We have no moral right to do so. Just as Britain's intelligence agency has no moral right to break into my email account or to maintain a database with my Skype calls.

Or again, yes, of course the NSA should steal some secrets, but that doesn't mean that stealing all secrets is legitimate. Is China formulating a new military posture toward Japan? Stealing that secret is legitimate spy-craft. Is a private company in the Netherlands developing propriety software that gives it an advantage over an American competitor? Stealing that secret is illegitimate. Wittes writes as if, once the NSA exists, any secret it steals is equally legitimate.

That just isn't so.

What's more, the NSA was intended as a foreign surveillance agency. And whether Wittes admits it or not, it has turned its massive resources on the American people. Its misleading, legalistic rhetoric about how it does not "target" Americans doesn't change that fact.
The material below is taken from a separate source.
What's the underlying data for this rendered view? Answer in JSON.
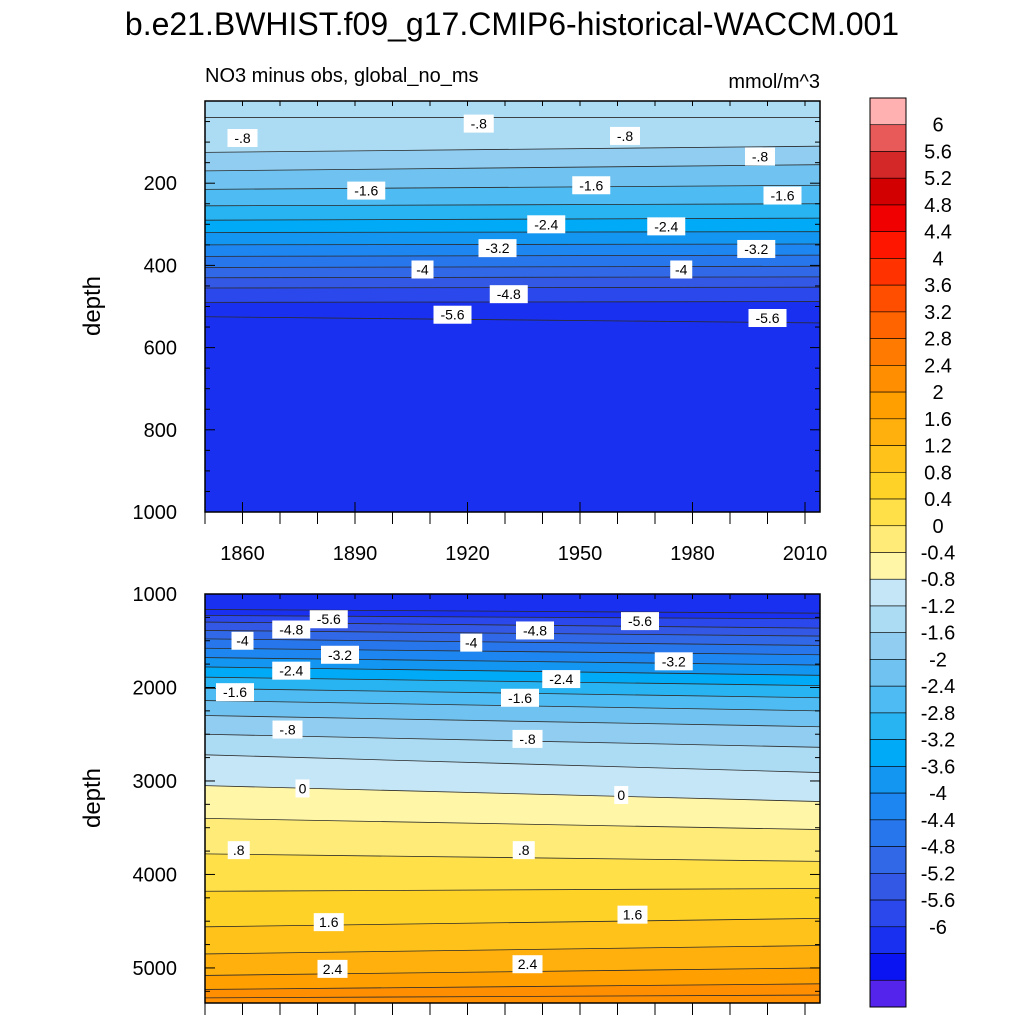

To use Wittes's formulation, Congress did not create a signals-intelligence agency so that it could demand metadata from all cell-phone companies on the calls of tens or hundreds of millions of Americans, all the while pretending it remains a foreign intelligence agency.

Just as Scientologists have constructed a very elaborate chain of logic that explains why Tom Cruise is a very special, important person in the history of the universe, national-security statists can explain to you why the NSA is still an exclusively foreign surveillance agency, despite all the time it spends spying on Americans.
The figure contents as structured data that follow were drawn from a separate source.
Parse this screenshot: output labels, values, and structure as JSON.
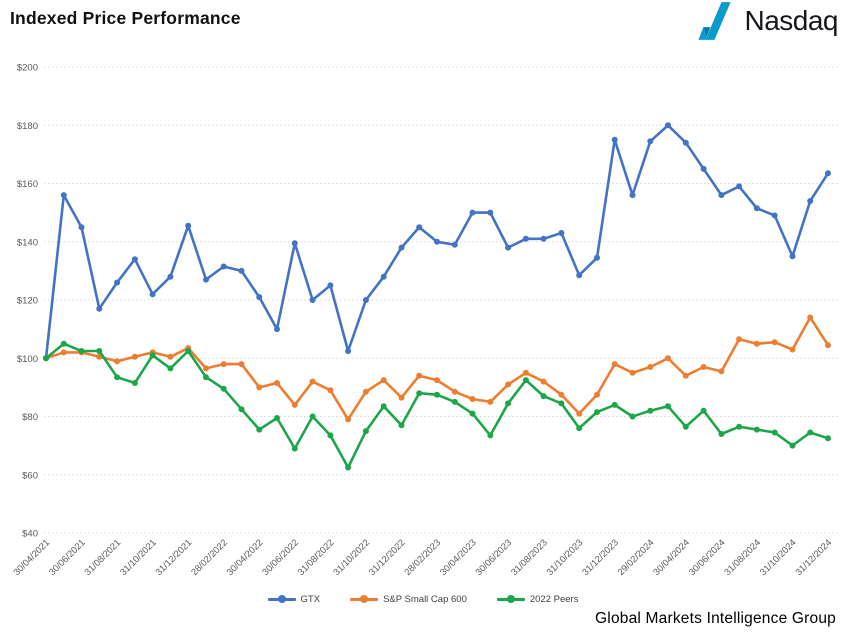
{
  "header": {
    "title": "Indexed Price Performance",
    "logo_text": "Nasdaq"
  },
  "footer": {
    "text": "Global Markets Intelligence Group"
  },
  "colors": {
    "gtx_blue": "#4472C4",
    "sp600_orange": "#ED7D31",
    "peers_green": "#1CA64A",
    "nasdaq_blue": "#0A9BCD",
    "nasdaq_blue_dark": "#0678A6",
    "grid_gray": "#D9D9D9",
    "axis_text_gray": "#595959"
  },
  "chart_data": {
    "type": "line",
    "title": "Indexed Price Performance",
    "xlabel": "",
    "ylabel": "",
    "ylim": [
      40,
      200
    ],
    "y_tick_step": 20,
    "y_tick_prefix": "$",
    "y_tick_labels": [
      "$40",
      "$60",
      "$80",
      "$100",
      "$120",
      "$140",
      "$160",
      "$180",
      "$200"
    ],
    "grid": true,
    "grid_style": "dotted",
    "legend_position": "bottom",
    "x_tick_step": 2,
    "x": [
      "30/04/2021",
      "31/05/2021",
      "30/06/2021",
      "31/07/2021",
      "31/08/2021",
      "30/09/2021",
      "31/10/2021",
      "30/11/2021",
      "31/12/2021",
      "31/01/2022",
      "28/02/2022",
      "31/03/2022",
      "30/04/2022",
      "31/05/2022",
      "30/06/2022",
      "31/07/2022",
      "31/08/2022",
      "30/09/2022",
      "31/10/2022",
      "30/11/2022",
      "31/12/2022",
      "31/01/2023",
      "28/02/2023",
      "31/03/2023",
      "30/04/2023",
      "31/05/2023",
      "30/06/2023",
      "31/07/2023",
      "31/08/2023",
      "30/09/2023",
      "31/10/2023",
      "30/11/2023",
      "31/12/2023",
      "31/01/2024",
      "29/02/2024",
      "31/03/2024",
      "30/04/2024",
      "31/05/2024",
      "30/06/2024",
      "31/07/2024",
      "31/08/2024",
      "30/09/2024",
      "31/10/2024",
      "30/11/2024",
      "31/12/2024"
    ],
    "series": [
      {
        "name": "GTX",
        "color": "#4472C4",
        "values": [
          100,
          156,
          145,
          117,
          126,
          134,
          122,
          128,
          145.5,
          127,
          131.5,
          130,
          121,
          110,
          139.5,
          120,
          125,
          102.5,
          120,
          128,
          138,
          145,
          140,
          139,
          150,
          150,
          138,
          141,
          141,
          143,
          128.5,
          134.5,
          175,
          156,
          174.5,
          180,
          174,
          165,
          156,
          159,
          151.5,
          149,
          135,
          154,
          163.5
        ]
      },
      {
        "name": "S&P Small Cap 600",
        "color": "#ED7D31",
        "values": [
          100,
          102,
          102,
          100.5,
          99,
          100.5,
          102,
          100.5,
          103.5,
          96.5,
          98,
          98,
          90,
          91.5,
          84,
          92,
          89,
          79,
          88.5,
          92.5,
          86.5,
          94,
          92.5,
          88.5,
          86,
          85,
          91,
          95,
          92,
          87.5,
          81,
          87.5,
          98,
          95,
          97,
          100,
          94,
          97,
          95.5,
          106.5,
          105,
          105.5,
          103,
          114,
          104.5
        ]
      },
      {
        "name": "2022 Peers",
        "color": "#1CA64A",
        "values": [
          100,
          105,
          102.5,
          102.5,
          93.5,
          91.5,
          101,
          96.5,
          102.5,
          93.5,
          89.5,
          82.5,
          75.5,
          79.5,
          69,
          80,
          73.5,
          62.5,
          75,
          83.5,
          77,
          88,
          87.5,
          85,
          81,
          73.5,
          84.5,
          92.5,
          87,
          84.5,
          76,
          81.5,
          84,
          80,
          82,
          83.5,
          76.5,
          82,
          74,
          76.5,
          75.5,
          74.5,
          70,
          74.5,
          72.5
        ]
      }
    ]
  }
}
The absurdity of it all is apparent to the rest of us.

Jack Shafer helpfully distills an additional reason the NSA's behavior is so objectionable:

At several recent junctures, the U.S. government has publicly sought to expand its power and control over the electronic privacy of its citizens. At each point, the government was roundly foiled by the public and the majority of the political class, which rebuked it. But that has evidently never stopped the government from imposing its will surreptitiously. As the reporting of the New York TimesProPublica, and the Guardian about the National Security Agency’s programs exposed by Edward Snowden showed once again yesterday, when the government really wants something, it can be temporarily denied but rarely foiled.

Read on for examples.

To conclude by responding to Wittes in kind: Duh, that's why we shouldn't permit any government agency an ever-growing budget to operate in secret -- it will wind up co-opting overseers, lying to Congress, misrepresenting the truth before judges, expanding its power until it transgresses against legal and moral norms, and in the case of the NSA, commiting documented Fourth Amendment violations.